Annaliese Danckers, a 29-year-old Montessori teacher in Longmont, Colo., reached out to Ms. Skiba to source and design the florals for her September 2023 wedding.

“Going with a local farmer was a no-brainer for us,” said Ms. Danckers, whose bouquet included sunflowers, dahlias and amaranth. “Being able to work one on one, knowing the care that went into growing and arranging every bouquet, and using our purchasing power to make a little difference in how the wedding industry makes money were all part of our choice.”

When using local flowers, couples should keep in mind that they are limited to what’s available in season and in their communities. If you are marrying in the winter in a region where flowers aren’t blooming, there are still options. Your florist can design arrangements using branches from local apple and cherry trees, for example, or anemones or ranunculuses grown in hoop houses, Ms. Stewart said. Some flower farmers, like Heather Henson of Boreal Blooms in Cold Lake, Alberta, make dried flower arrangements for winter weddings.

Local flowers often cost about the same as imports for consumers, depending on type, location and other factors. But all of the purchase money goes back into the community rather than being dispersed among various businesses in the international supply chain. “That’s going to farmers I’ve met in person,” Ms. Stewart said.

Imported flowers tend to leave a bigger carbon footprint since they are often transported thousands of miles in refrigerated airplane holds, said Becky Feasby, a horticultural therapist based in Calgary, Alberta, and the Canadian ambassador for the Slow Flowers network. Local, small-scale growers are more likely to use environmentally friendly practices, added Ms. Feasby, who is working on her master’s degree in sustainability at Harvard with a focus on florticulture.

The use of pesticides, which can be harmful to people and animals, is less prevalent among local flower farms compared with international growers, said Ms. Skiba, whose farm does not use pesticides.

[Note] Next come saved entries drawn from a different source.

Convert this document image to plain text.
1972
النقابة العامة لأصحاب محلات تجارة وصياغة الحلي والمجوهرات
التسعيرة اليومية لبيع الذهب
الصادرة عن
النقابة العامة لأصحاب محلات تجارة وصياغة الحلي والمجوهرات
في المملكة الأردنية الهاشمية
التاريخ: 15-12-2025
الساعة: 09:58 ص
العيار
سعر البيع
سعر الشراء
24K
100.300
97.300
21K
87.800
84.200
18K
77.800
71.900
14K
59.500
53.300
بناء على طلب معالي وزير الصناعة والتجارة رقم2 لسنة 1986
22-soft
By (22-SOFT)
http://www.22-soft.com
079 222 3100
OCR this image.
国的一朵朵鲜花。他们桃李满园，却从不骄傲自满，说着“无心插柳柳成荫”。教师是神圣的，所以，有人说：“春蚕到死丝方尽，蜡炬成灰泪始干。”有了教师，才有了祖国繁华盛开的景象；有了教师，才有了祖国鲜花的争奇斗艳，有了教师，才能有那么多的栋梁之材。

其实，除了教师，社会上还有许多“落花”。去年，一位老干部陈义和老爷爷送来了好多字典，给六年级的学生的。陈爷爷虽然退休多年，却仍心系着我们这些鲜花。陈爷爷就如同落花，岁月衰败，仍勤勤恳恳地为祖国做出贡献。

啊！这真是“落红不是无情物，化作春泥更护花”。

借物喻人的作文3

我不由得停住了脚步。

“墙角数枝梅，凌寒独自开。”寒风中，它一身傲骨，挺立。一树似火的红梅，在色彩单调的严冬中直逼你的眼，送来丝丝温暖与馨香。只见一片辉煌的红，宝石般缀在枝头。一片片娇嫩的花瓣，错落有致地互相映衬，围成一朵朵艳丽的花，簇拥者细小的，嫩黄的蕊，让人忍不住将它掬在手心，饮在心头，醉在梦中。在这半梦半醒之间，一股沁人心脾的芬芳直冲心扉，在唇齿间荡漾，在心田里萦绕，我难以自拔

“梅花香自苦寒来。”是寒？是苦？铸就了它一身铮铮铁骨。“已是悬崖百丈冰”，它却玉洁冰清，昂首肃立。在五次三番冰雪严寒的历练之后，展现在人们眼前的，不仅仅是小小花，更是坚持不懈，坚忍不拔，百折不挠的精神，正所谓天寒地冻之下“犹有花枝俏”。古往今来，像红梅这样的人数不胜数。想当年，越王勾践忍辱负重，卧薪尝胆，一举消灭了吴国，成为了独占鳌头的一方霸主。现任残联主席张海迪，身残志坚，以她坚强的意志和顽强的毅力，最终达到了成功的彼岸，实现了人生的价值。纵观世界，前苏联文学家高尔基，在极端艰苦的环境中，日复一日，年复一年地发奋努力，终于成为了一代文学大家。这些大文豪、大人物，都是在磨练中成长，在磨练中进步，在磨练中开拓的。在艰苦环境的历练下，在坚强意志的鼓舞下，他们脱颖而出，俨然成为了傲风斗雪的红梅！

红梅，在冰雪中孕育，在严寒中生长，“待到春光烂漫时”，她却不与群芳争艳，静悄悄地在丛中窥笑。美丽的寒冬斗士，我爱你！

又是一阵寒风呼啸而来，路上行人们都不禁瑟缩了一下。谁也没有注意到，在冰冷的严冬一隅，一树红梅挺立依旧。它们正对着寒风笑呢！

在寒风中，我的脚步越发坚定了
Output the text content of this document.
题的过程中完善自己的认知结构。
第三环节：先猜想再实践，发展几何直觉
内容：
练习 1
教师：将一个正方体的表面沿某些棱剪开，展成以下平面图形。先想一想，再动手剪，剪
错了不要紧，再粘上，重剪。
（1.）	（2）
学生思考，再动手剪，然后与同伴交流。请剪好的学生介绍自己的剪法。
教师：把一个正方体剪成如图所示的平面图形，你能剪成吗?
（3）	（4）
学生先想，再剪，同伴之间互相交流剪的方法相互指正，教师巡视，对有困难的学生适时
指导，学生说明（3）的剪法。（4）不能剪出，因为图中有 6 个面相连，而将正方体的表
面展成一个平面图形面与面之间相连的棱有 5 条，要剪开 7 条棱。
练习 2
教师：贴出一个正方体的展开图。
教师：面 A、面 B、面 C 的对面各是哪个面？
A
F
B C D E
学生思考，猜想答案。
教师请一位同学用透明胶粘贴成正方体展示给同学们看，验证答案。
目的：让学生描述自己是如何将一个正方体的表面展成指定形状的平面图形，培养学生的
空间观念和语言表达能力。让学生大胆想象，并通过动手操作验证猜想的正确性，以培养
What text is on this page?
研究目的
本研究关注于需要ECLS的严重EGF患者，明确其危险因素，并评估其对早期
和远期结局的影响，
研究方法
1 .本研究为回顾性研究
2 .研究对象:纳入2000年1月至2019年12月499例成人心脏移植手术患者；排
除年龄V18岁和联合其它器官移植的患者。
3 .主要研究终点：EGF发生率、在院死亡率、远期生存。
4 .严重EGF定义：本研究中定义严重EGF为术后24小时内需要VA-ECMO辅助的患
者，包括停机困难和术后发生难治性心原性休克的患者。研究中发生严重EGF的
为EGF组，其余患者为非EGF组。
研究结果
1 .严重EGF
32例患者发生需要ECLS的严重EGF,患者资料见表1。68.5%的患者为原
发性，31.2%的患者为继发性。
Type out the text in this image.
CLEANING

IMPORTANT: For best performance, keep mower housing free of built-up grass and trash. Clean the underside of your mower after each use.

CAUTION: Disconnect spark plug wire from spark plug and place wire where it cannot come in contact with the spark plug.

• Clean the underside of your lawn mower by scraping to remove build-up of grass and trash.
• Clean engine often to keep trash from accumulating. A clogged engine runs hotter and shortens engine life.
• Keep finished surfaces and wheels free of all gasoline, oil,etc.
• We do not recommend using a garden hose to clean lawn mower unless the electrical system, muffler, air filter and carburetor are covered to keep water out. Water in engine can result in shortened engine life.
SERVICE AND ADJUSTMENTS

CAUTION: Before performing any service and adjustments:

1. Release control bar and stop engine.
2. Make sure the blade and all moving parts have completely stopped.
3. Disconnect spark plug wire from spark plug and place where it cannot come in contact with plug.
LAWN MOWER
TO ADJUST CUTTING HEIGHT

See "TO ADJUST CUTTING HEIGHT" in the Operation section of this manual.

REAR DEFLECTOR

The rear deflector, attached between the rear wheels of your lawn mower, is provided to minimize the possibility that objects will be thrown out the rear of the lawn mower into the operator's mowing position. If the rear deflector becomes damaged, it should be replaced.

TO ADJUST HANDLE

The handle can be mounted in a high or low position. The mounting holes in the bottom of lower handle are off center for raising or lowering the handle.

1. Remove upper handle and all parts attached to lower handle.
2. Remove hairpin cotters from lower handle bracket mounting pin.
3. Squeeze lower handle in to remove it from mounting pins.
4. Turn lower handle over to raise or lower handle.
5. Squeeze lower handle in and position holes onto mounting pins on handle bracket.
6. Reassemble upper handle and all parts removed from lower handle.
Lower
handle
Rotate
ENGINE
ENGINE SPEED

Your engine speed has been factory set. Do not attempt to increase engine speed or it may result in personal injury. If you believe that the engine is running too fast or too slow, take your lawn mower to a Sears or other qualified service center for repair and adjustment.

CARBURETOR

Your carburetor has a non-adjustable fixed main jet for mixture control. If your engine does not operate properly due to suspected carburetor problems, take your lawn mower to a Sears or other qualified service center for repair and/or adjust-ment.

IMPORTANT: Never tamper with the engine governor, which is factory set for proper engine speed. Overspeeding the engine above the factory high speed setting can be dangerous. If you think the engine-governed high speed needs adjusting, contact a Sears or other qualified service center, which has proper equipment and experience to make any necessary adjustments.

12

Jose Suarez, the director of the Climate and Environmental Health Research Program at the University of California, San Diego, has studied the impact of chronic exposure to pesticides on children living and working on flower farms in Ecuador. In one of his studies, many of those children had poorer neurobehavioral development and mental health issues after a period of heightened pesticide use, he said.

Pesticides may prevent blemishes on flowers and preservatives may promote longevity, Ms. Skiba said, but imperfection can be beautiful, too. “What is imperfect,” she said, “tells us a story.”